If your child hasn’t been registered as a Singaporean Citizen and you remember to apply for the passport within a year of your child being born, your child stands a good chance whether they’re adopted or not. Both parents do have to be Malaysian citizens however, unless you’re a single/divorced parent.

What do I need to apply for?
To score your kiddo a Malaysian passport, you’re going to need a few things. If your tot was born in Singapore and has a Singaporean birth certificate, then you’ll need to fill out a Borang W – which is basically a fancy piece of paper that verifies that your child was born to Malaysian parents available at the consulate. On top of that, you’ll have to register your child as a Malaysian Citizen in Singapore using a form creatively called the Malaysia Citizens in Singapore Registration form. After that, you’ll be all good to go in for your passport application.

What do I need to bring to my appointment?

Borang W Appointment

  • A filled out application form in blue/black ink confusingly called a Borang D (2 copies)
  • Malaysian identity cards of both parents (Originals and two photocopies)
  • Birth certificate of both parents (Originals and two photocopies)
  • Passports of both parents (Originals and two photocopies)
  • Malaysian marriage certificate of parents (Original and two photocopies)
  • Singapore birth certificate of child (Original and two photocopies)
  • Passport photographs of your child on a white background (4 pieces: two for the Borang D and 2 for the passport application)
  • Passport photographs of both parents (two each)
  • A registration fee of SGD15

Note: All your photocopies need to be on A4 pieces of paper and foreign documents need to be translated into English by appropriate commissions and consulates.

You can submit all the above items between Monday to Friday at 8:00-12:00pm at the consulate. After that, you can just scoot on back over to grab the Borang W after three working days.

Passport Appointment
This is going to delve into what you need if your child has two Malaysian parents, however if you take a look here on the website, you’ll be able to find out what to do if you’re a single mother or there are other extenuating circumstances. The great thing is that your baby doesn’t have to be present either.

Also, remember we mentioned the Malaysia Citizen Registration form? You can submit that altogether with your passport application form, which you can grab there.

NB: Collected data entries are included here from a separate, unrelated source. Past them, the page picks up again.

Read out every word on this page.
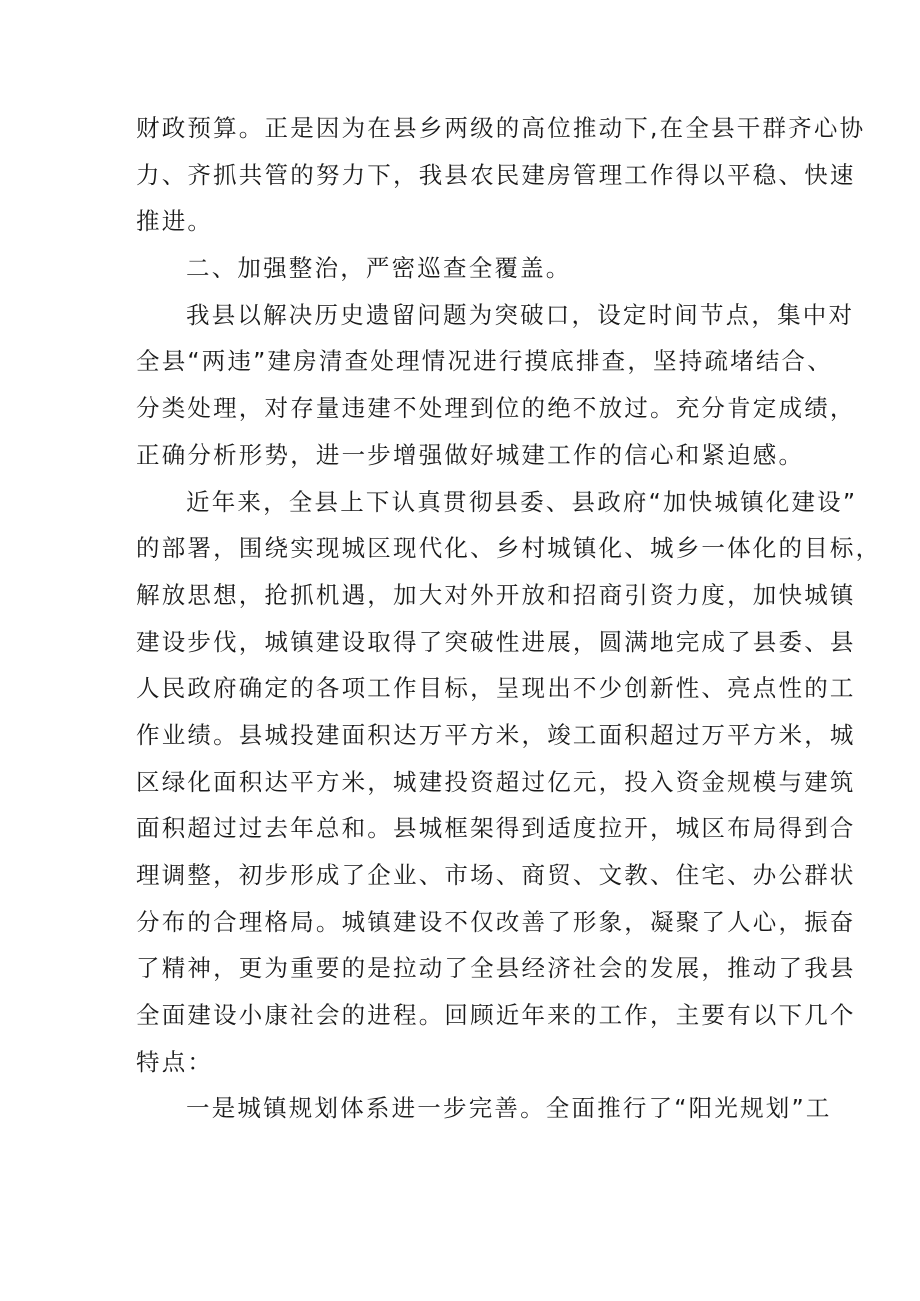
财政预算。正是因为在县乡两级的高位推动下,在全县干群齐心协
力、齐抓共管的努力下，我县农民建房管理工作得以平稳、快速
推进。
二、加强整治，严密巡查全覆盖。
我县以解决历史遗留问题为突破口，设定时间节点，集中对
全县“两违”建房清查处理情况进行摸底排查，坚持疏堵结合、
分类处理，对存量违建不处理到位的绝不放过。充分肯定成绩，
正确分析形势，进一步增强做好城建工作的信心和紧迫感。
近年来，全县上下认真贯彻县委、县政府“加快城镇化建设”
的部署，围绕实现城区现代化、乡村城镇化、城乡一体化的目标，
解放思想，抢抓机遇，加大对外开放和招商引资力度，加快城镇
建设步伐，城镇建设取得了突破性进展，圆满地完成了县委、县
人民政府确定的各项工作目标，呈现出不少创新性、亮点性的工
作业绩。县城投建面积达万平方米，竣工面积超过万平方米，城
区绿化面积达平方米，城建投资超过亿元，投入资金规模与建筑
面积超过过去年总和。县城框架得到适度拉开，城区布局得到合
理调整，初步形成了企业、市场、商贸、文教、住宅、办公群状
分布的合理格局。城镇建设不仅改善了形象，凝聚了人心，振奋
了精神，更为重要的是拉动了全县经济社会的发展，推动了我县
全面建设小康社会的进程。回顾近年来的工作，主要有以下几个
特点：
一是城镇规划体系进一步完善。全面推行了“阳光规划”工
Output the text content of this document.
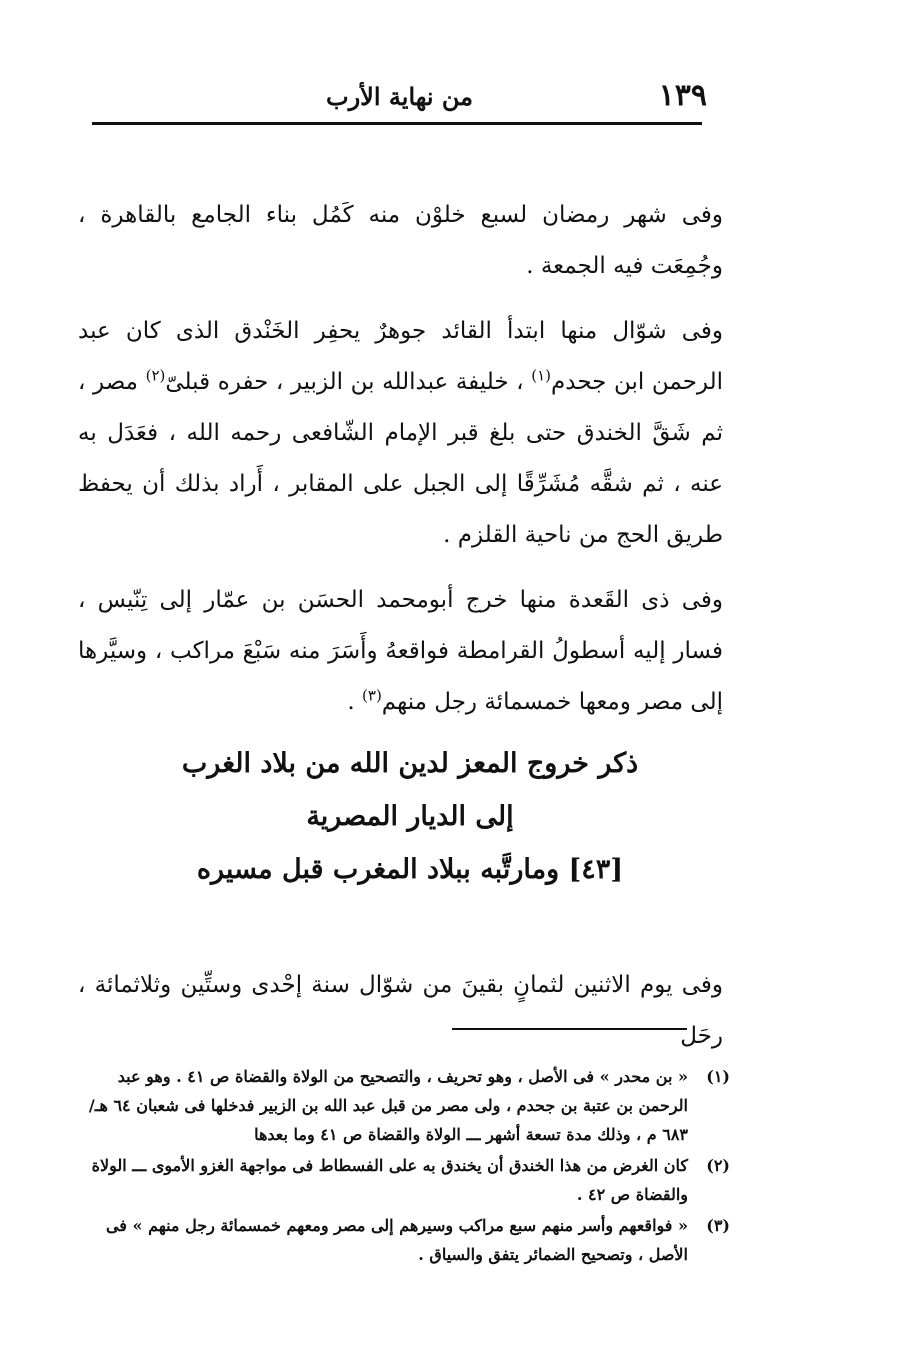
من نهاية الأرب	١٣٩

وفى شهر رمضان لسبع خلوْن منه كَمُل بناء الجامع بالقاهرة ، وجُمِعَت فيه الجمعة .

وفى شوّال منها ابتدأ القائد جوهرٌ يحفِر الخَنْدق الذى كان عبد الرحمن ابن جحدم$^{(١)}$ ، خليفة عبدالله بن الزبير ، حفره قبلىّ$^{(٢)}$ مصر ، ثم شَقَّ الخندق حتى بلغ قبر الإمام الشّافعى رحمه الله ، فعَدَل به عنه ، ثم شقَّه مُشَرِّقًا إلى الجبل على المقابر ، أَراد بذلك أن يحفظ طريق الحج من ناحية القلزم .

وفى ذى القَعدة منها خرج أبومحمد الحسَن بن عمّار إلى تِنّيس ، فسار إليه أسطولُ القرامطة فواقعهُ وأَسَرَ منه سَبْعَ مراكب ، وسيَّرها إلى مصر ومعها خمسمائة رجل منهم$^{(٣)}$ .

ذكر خروج المعز لدين الله من بلاد الغرب
إلى الديار المصرية
[٤٣] ومارتَّبه ببلاد المغرب قبل مسيره
وفى يوم الاثنين لثمانٍ بقينَ من شوّال سنة إحْدى وستِّين وثلاثمائة ، رحَل
(١)
« بن محدر » فى الأصل ، وهو تحريف ، والتصحيح من الولاة والقضاة ص ٤١ . وهو عبد الرحمن بن عتبة بن جحدم ، ولى مصر من قبل عبد الله بن الزبير فدخلها فى شعبان ٦٤ هـ/٦٨٣ م ، وذلك مدة تسعة أشهر ـــ الولاة والقضاة ص ٤١ وما بعدها
(٢)
كان الغرض من هذا الخندق أن يخندق به على الفسطاط فى مواجهة الغزو الأموى ـــ الولاة والقضاة ص ٤٢ .
(٣)
« فواقعهم وأسر منهم سبع مراكب وسيرهم إلى مصر ومعهم خمسمائة رجل منهم » فى الأصل ، وتصحيح الضمائر يتفق والسياق .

  • A Borang W and Singaporean birth certificate OR a Malaysian birth certificate
  • A Malaysian identity card of either parent with a photocopy
  • Passport application form (available at the High Commission of Malaysia in Singapore)
  • RM 100 as fees, payable in Singapore Dollars. You do need to email or call them for the exact currency conversion before heading to the High Commission.

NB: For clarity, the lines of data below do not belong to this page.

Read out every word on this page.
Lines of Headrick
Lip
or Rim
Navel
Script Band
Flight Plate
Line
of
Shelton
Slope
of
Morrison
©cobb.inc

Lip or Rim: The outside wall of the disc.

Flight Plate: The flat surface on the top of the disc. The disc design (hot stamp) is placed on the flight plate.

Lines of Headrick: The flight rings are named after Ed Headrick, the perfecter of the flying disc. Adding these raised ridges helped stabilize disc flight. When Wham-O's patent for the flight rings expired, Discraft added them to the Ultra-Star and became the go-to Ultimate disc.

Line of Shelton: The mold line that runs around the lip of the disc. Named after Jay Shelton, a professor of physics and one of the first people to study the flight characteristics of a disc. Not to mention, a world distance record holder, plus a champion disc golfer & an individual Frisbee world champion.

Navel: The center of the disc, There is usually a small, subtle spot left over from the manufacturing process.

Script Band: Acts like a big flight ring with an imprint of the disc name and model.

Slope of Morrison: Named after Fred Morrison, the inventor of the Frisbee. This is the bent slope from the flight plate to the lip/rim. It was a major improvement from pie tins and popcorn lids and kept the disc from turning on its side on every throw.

You can submit your application at the High Commission of Malaysia (check opening hours here!).

United Kingdom:

Looking to get your child a UK Passport? If you’ve been following the news recently, you may have noticed that there’s been a pretty ridiculous mix up with the system in that overseas passport applications take a really long time to process now.  Everything’s done totally online, so take a little look below to see how to get it all done…

Is my child eligible for a British passport?
If either you or your partner are British ‘not by descent’, meaning that they were able to obtain British citizenship either on their own or they were born in Britain, then your child will be able to become a British citizen ‘by descent’ which however means that their children might not qualify for citizenship. Don’t worry, we had to google all the jargon too; this site has a complex but fairly comprehensive breakdown of all the rules and definitions.

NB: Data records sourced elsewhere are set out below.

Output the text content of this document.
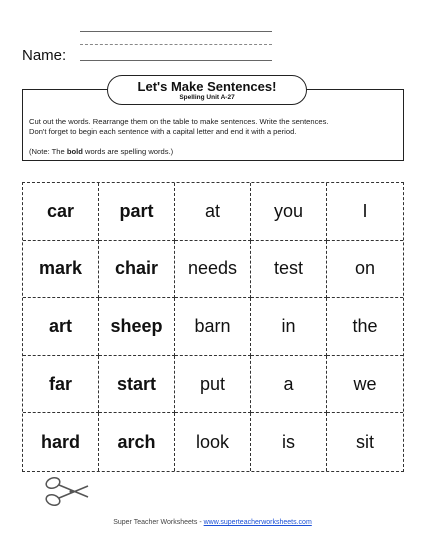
Name:
Let's Make Sentences!
Spelling Unit A-27
Cut out the words. Rearrange them on the table to make sentences. Write the sentences.
Don't forget to begin each sentence with a capital letter and end it with a period.
(Note: The bold words are spelling words.)
car	part	at	you	I
mark	chair	needs	test	on
art	sheep	barn	in	the
far	start	put	a	we
hard	arch	look	is	sit
Super Teacher Worksheets - www.superteacherworksheets.com
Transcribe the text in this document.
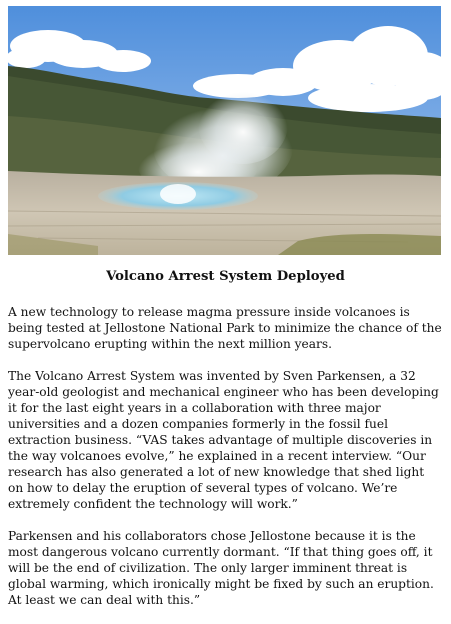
Volcano Arrest System Deployed

A new technology to release magma pressure inside volcanoes is being tested at Jellostone National Park to minimize the chance of the supervolcano erupting within the next million years.

The Volcano Arrest System was invented by Sven Parkensen, a 32 year-old geologist and mechanical engineer who has been developing it for the last eight years in a collaboration with three major universities and a dozen companies formerly in the fossil fuel extraction business. “VAS takes advantage of multiple discoveries in the way volcanoes evolve,” he explained in a recent interview. “Our research has also generated a lot of new knowledge that shed light on how to delay the eruption of several types of volcano. We’re extremely confident the technology will work.”

Parkensen and his collaborators chose Jellostone because it is the most dangerous volcano currently dormant. “If that thing goes off, it will be the end of civilization. The only larger imminent threat is global warming, which ironically might be fixed by such an eruption. At least we can deal with this.”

What do I need to apply for?
Just your passport, woohoo!

What do I need to bring to my appointment?
You don’t actually go in person to an appointment, everything’s processed online which makes squeezing in time a little easier. There are some things you’ll need before you start the online application process, however:

  • Parents’ passport numbers
  • Two identical new photos of your child (35mm x 45mm), with one verified by the countersignatory (more on that below)
  • Any other current passports issues by other countries
  • A MasterCard/Visa/Visa Electron/Visa Debit card to pay a total of 72.86 pounds online, including courier fees
  • A Counter signature from a guarantor who’s known the parent making the application for at least two years in the declaration pack

After that, you’ll have to head over to this application website to begin the whole process. It takes at least six weeks at the very least from the day that your application’s been received by Her Majesty’s Passport Office. For more information, check out the overseas applications page here.


If you’re looking to get the kids a passport from the USA, you’re going to have to shimmy on down to the Embassy of the United States Singapore for an appointment. Before booking an appointment however, there are a couple of things you’ll need to bring or remember below:

Is my child eligible?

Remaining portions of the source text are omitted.